The Beyoncé lip sync, like all things inaugural, is not without precedent: Cellist Yo-Yo Ma and violinist Itzhak Perlman didn't play live in 2008, either. But it gives White House critics an opening.


Lots of people thought Beyoncé did a great job singing the “Star Spangled Banner” to close out President Obama’s second inaugural ceremony. She performed it straight, navigating the song’s famously difficult range of notes with aplomb. There was just the right amount of soul injected into the critical line “proof through the night that our flag was still there," and then her voice went up into the ending, “home of the brave,” and held it for emphasis just long enough, and not a moment longer.

Bette Midler, who should know, said Beyoncé was fantastic.

“The hardest song in any repertoire, the national anthem. She had to remove the in-ear monitor. It’s a bear. She sang beautifully,” Ms. Midler tweeted after the performance.

Recommended: Inauguration 2013: 10 highlights from previous second-term addresses

But it turns out Beyoncé wasn’t singing after all. She was lip-synching. She removed her earpiece because ... well, because it was superfluous to pretend to hear herself when she was moving her lips but nothing was really coming out.

You’re shocked and crushed by this revelation, I know. But it was reported earlier today by the Times of London and confirmed later by CNN. Washingtonian Magazine has a good summary of developments, including the fact that reporters close to the ceremony suspected this to be the case because members of the Marine Band appeared to be mimicking use of their instruments. That’s pretty obvious when your instrument is a tuba.

“It was evident the band wasn’t actually playing during the song,” writes Washingtonian’s Sophie Gilbert.

Does this matter? After all, it’s not unprecedented. It was so cold during Obama’s 2008 inaugural that cellist Yo-Yo Ma and violinist Itzhak Perlman didn’t risk playing their valuable stringed instruments.

Nor did anyone attempt a coverup, once the question was raised. A Marine Band spokeswoman confirmed to CNN that Beyoncé apparently opted to use a version of the song that the band and she had recorded the day before.

“We don’t know why the decision was made,” said Marine spokeswoman Kristen DuBois, adding that use of pre-recorded stuff “isn’t that unusual” in such circumstances.

Yes, maybe. But by not saying this in advance, Beyoncé has given the voracious 24-minute news cycle of the Internet world an analogy with which to play. Most folks took it light-heartedly – joking that it was OK, she’d privately sung the anthem the day before (that’s a reference to Obama’s Sunday private swearing-in) or that it’s too bad, but federal law now requires her to be punished by rejoining Destiny’s Child.

But a few administration critics took this as an easy way to hit the White House for what they perceive as its overall falsity. And others appeared genuinely unmoored by the revelation.

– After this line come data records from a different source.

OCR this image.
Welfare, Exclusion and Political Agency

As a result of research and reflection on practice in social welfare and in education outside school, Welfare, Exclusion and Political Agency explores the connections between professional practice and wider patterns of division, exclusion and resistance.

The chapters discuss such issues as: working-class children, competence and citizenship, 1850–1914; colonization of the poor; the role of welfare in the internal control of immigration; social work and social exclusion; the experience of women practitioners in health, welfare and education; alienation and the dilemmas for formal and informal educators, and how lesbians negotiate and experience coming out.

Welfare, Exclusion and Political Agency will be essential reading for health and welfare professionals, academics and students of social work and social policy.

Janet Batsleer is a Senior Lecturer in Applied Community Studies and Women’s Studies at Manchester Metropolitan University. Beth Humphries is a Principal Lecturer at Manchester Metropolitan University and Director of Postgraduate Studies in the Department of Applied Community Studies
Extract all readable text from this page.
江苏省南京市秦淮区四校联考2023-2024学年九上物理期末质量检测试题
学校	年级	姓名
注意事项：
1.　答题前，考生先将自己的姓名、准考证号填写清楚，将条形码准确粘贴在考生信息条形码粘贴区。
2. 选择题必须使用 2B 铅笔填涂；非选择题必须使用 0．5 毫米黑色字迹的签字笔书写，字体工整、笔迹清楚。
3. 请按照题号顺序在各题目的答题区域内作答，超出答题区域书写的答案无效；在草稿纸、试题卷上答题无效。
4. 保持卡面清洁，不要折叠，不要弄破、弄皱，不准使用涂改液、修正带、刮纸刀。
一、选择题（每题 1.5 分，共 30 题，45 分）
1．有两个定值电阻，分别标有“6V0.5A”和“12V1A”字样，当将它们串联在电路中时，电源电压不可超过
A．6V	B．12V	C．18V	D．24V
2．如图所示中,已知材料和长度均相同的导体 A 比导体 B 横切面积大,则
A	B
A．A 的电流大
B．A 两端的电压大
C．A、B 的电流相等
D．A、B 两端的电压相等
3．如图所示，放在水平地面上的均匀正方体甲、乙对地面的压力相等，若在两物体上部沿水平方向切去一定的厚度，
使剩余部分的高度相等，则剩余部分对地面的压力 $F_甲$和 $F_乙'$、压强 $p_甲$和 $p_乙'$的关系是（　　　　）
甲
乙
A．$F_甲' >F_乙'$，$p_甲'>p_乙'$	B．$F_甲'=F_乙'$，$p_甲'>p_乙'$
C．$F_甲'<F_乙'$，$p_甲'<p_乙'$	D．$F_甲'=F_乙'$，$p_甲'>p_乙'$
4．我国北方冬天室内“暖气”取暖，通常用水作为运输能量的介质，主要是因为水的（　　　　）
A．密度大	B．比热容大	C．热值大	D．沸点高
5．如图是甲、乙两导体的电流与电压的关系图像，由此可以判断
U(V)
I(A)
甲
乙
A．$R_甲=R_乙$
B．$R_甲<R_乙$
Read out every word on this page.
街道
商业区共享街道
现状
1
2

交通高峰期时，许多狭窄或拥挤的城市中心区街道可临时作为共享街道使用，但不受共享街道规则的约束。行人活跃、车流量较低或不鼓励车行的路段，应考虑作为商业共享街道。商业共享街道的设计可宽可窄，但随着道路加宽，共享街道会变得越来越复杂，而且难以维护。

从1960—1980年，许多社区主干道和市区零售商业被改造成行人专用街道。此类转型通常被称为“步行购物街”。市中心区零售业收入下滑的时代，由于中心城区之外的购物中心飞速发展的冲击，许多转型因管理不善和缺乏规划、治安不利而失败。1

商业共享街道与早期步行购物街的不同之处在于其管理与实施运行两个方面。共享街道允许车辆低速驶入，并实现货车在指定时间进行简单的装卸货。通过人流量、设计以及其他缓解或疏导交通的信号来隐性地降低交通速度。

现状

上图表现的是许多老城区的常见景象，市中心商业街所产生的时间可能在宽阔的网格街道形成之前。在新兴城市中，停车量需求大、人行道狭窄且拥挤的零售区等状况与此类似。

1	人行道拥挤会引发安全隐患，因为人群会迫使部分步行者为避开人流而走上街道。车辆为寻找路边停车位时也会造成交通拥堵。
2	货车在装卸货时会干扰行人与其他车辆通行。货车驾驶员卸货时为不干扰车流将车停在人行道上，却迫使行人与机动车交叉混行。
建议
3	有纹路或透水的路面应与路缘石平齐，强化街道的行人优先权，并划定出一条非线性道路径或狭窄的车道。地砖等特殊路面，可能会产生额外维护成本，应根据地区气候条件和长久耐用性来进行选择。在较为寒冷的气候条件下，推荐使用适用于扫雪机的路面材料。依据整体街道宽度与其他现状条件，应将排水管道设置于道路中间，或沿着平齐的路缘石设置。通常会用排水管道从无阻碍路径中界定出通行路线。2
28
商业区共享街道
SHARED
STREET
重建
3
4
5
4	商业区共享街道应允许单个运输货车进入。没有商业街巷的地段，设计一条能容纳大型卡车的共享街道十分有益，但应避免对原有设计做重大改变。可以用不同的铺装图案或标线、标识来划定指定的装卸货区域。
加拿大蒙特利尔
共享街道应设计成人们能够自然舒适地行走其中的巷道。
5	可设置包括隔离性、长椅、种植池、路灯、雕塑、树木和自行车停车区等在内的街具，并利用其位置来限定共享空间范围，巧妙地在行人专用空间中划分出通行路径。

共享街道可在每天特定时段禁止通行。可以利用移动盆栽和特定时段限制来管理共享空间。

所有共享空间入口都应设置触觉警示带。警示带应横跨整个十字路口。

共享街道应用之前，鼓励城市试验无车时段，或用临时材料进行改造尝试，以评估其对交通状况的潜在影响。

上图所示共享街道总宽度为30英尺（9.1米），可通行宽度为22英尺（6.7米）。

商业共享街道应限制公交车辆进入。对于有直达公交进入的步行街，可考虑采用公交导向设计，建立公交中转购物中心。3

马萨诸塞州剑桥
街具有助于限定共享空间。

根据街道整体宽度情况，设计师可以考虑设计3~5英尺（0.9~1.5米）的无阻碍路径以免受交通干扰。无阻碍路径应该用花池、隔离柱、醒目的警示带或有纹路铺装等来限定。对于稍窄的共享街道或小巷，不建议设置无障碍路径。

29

“The truth is this: It feels like a lie. When luminaries have gathered together in the flesh for an epic, historic event – the inauguration as the first black president serves a second term and swears on a bible – you expect truth,” writes Dodai Stewart on

And, if nothing else, this will just solidify the Star-Spangled Banner’s reputation as a jinx of a song. It’s hard to sing. Everybody is standing up and watching. Next thing you know, the words have just gone right out of your head and you’re scatting along with “o’er the hams of the freeze and the loam of the cave” or something like that.

We figure that’s what happened to Christina Aguilera when she flubbed it at the Super Bowl in 2011, right?

The late Whitney Houston’s Super Bowl rendition of the national anthem in 1991 remains perhaps the definitive performance of the song. It was perfect, no funny stuff on the build-up, and then just Houston’s powerful voice carrying the song over the top at the end.

Of course, she was lip-synching, according to the New York Daily News. But lo those many years ago, nobody in the crowd appeared to care.